- The Washington Times - Tuesday, March 29, 2022

House Speaker Nancy Pelosi is poised to push through legislation this week to end the federal prohibition on marijuana.

Mrs. Pelosi, California Democrat, said the vote to legalize pot would not only signal a major shift in U.S. policy, but also deliver a stinging rebuke of the 20th century’s “War on Drugs. ”

“This momentous step helps end the devastating injustices of the criminalization of marijuana that have disproportionately impacted low-income communities and communities of color, and reflects the overwhelming will of the American people,” the speaker said.



The bill would eliminate all federal criminal penalties for the distribution and possession of marijuana. It also removes the drug from the purview of the Controlled Substances Act, legalizing its manufacture and sale.

Apart from legalizing the drug, the legislation establishes a process to expunge the criminal records of people convicted for possessing and distributing marijuana under federal law.

The bill further mandates that judges review and reduce sentences for convicts currently serving federal prison sentences for marijuana-related crimes.

“This bill will not only put an end to harmful federal cannabis policies that have ruined countless lives, it will … reverse the damage by providing true equity and opportunity for those looking to access this booming industry,” said Rep. Barbara Lee, California Democrat. “We are on our way toward true justice.”

The bill would end federal marijuana prohibition but does not touch state laws on the drug, though states have been repealing or relaxing their marijuana bans for more than a decade.

Eighteen states, including Alaska, Michigan and Virginia, have legalized the recreational use of marijuana. Similarly, 37 states allow marijuana to be used for medicinal purposes.

Only three states — Idaho, Nebraska and Kansas — still ban the drug for all purposes.

Outside of the criminal justice system, Mrs. Pelosi’s bill imposes a new excise tax on marijuana products produced or imported for commercial sale.

It further makes federally-subsidized small business loans available for businesses trafficking marijuana and its related products.

The bill is expected to pass the House narrowly, much like it did in 2020. It faces long odds in the Senate where bipartisan opposition is mobilizing.

Republicans and even moderate Democrats say the bill goes too far. They note that the federal prison population constitutes very few individuals convicted for the possession of marijuana.

In 2017, for instance, only 92 out of 20,000 drug offenders were in federal prison for marijuana possession, according to the U.S. Sentencing Commission.
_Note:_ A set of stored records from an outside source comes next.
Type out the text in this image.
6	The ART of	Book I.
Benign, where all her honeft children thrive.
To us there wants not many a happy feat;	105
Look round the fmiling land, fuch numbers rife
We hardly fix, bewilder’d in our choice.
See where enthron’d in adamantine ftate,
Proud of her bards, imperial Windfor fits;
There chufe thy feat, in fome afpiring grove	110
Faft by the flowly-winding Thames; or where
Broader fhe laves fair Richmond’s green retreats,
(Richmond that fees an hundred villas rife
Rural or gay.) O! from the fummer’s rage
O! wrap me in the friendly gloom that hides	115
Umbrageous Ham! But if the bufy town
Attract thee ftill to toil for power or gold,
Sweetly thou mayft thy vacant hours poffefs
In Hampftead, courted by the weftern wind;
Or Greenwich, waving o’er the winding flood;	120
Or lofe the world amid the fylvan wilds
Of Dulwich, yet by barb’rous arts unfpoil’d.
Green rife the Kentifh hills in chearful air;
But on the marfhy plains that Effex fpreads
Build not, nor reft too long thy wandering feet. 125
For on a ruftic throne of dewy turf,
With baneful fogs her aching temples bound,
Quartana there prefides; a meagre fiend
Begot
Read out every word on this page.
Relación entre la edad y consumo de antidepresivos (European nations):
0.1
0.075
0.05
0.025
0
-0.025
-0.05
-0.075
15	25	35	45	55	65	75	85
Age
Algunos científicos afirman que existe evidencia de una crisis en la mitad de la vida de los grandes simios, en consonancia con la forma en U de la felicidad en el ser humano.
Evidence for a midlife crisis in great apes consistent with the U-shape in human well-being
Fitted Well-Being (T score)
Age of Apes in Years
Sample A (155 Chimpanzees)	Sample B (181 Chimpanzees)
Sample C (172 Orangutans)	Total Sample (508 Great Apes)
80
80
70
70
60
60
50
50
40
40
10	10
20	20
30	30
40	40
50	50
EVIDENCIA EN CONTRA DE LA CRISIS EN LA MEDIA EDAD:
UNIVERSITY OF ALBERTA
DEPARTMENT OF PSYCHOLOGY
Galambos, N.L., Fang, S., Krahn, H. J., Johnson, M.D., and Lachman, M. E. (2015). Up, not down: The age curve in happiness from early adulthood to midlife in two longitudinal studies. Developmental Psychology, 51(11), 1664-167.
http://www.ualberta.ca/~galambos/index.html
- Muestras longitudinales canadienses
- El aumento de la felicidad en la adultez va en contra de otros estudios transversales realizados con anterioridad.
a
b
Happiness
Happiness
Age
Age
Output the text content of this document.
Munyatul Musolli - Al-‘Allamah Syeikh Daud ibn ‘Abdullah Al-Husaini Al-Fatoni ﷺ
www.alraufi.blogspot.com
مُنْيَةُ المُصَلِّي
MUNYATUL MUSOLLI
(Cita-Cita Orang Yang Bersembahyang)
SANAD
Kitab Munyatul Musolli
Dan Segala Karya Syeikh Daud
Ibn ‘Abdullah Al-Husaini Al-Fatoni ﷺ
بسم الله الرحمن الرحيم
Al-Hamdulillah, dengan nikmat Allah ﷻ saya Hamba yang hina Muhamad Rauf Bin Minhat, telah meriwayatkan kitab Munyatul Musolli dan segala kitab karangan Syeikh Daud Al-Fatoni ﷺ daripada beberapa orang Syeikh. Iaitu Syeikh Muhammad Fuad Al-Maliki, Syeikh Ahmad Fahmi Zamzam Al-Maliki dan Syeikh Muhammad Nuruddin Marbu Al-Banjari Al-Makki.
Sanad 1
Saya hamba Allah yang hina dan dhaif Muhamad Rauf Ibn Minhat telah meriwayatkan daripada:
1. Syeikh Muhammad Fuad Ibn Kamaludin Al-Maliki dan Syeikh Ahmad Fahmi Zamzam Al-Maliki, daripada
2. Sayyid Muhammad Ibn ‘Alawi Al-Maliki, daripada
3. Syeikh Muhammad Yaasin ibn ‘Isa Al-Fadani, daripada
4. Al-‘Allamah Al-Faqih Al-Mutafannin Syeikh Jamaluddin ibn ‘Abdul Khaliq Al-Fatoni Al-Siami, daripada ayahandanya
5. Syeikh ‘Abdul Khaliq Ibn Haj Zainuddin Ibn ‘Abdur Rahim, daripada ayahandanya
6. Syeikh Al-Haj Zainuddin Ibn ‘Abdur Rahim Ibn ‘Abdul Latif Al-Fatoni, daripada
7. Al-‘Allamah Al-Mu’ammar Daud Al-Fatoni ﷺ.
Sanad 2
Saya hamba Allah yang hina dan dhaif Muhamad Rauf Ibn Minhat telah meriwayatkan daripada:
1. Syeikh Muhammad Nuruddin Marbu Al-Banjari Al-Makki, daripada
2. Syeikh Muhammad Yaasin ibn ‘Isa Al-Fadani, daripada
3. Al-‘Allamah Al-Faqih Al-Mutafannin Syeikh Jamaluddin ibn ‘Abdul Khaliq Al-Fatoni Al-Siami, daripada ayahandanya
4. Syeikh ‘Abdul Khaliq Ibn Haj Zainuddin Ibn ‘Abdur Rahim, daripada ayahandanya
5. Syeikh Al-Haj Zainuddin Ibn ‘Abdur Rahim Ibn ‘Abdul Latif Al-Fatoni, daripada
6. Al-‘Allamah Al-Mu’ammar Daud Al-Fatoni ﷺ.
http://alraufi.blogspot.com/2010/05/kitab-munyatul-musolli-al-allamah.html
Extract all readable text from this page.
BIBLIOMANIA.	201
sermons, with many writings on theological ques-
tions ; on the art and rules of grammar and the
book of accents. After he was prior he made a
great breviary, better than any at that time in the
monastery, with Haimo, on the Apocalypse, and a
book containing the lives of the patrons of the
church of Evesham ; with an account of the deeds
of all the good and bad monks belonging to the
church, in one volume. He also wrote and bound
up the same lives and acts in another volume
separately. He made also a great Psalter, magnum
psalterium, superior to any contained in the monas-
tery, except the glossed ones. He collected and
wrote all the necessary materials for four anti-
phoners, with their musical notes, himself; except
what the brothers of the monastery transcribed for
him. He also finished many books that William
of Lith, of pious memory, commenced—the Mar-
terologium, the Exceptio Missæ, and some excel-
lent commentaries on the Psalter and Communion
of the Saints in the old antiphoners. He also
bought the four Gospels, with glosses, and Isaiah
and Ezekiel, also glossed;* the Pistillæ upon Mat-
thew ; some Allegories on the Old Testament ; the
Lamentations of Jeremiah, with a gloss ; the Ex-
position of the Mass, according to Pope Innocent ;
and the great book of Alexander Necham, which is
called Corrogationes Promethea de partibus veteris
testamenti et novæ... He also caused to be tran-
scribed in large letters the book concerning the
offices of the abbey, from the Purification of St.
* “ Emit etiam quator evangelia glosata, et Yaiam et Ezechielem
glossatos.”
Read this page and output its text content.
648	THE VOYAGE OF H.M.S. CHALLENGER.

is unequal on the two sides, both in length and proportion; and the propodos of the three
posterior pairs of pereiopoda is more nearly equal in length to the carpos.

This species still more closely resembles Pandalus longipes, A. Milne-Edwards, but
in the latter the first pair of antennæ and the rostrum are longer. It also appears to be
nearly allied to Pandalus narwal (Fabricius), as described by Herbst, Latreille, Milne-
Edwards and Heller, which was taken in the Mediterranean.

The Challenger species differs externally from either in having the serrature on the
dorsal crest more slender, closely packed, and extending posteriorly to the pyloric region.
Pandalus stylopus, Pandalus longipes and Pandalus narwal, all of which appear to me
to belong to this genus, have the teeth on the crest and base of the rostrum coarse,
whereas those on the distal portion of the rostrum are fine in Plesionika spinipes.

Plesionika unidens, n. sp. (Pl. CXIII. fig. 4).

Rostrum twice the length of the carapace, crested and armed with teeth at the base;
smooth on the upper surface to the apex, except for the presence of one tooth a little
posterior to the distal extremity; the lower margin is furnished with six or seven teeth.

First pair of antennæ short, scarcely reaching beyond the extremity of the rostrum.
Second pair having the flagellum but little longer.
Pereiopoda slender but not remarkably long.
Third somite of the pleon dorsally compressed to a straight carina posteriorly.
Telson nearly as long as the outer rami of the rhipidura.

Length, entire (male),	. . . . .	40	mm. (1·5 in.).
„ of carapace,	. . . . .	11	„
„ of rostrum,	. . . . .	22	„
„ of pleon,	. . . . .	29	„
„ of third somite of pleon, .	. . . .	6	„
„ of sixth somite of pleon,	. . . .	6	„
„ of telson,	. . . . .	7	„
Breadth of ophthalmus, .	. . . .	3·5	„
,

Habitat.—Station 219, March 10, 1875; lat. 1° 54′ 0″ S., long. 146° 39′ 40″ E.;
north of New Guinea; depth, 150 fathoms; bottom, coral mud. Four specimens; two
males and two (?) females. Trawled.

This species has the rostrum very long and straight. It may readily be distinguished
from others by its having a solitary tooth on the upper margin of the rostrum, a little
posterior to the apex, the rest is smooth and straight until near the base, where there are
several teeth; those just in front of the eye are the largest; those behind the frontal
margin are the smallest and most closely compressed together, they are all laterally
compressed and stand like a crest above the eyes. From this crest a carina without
“I think this is a terrible public policy,” said Sen. Mike Rounds, South Dakota Republican. “I have not changed my position on it.”

Other lawmakers even worry that legalization could make the opioid epidemic worse.

“I don’t support legalizing marijuana,” Sen. Jeanne Shaheen, New Hampshire Democrat. “We’re in the middle of an opioid epidemic, and the research that I’ve seen suggests that that is a way that more people get into drugs.”

Opposition to the legislation is even coming from lawmakers representing states that have legalized the drug.

Democratic Sen. Jon Tester, whose home state of Montana approved the recreational sale of marijuana in 2020, says that legalization would “cause more problems than it solves.”

While Senate Majority Leader Charles E. Schumer, New York Democrat, has pledged to bring the legislation to the floor, it is unlikely to garner the 60 votes needed to overcome a filibuster.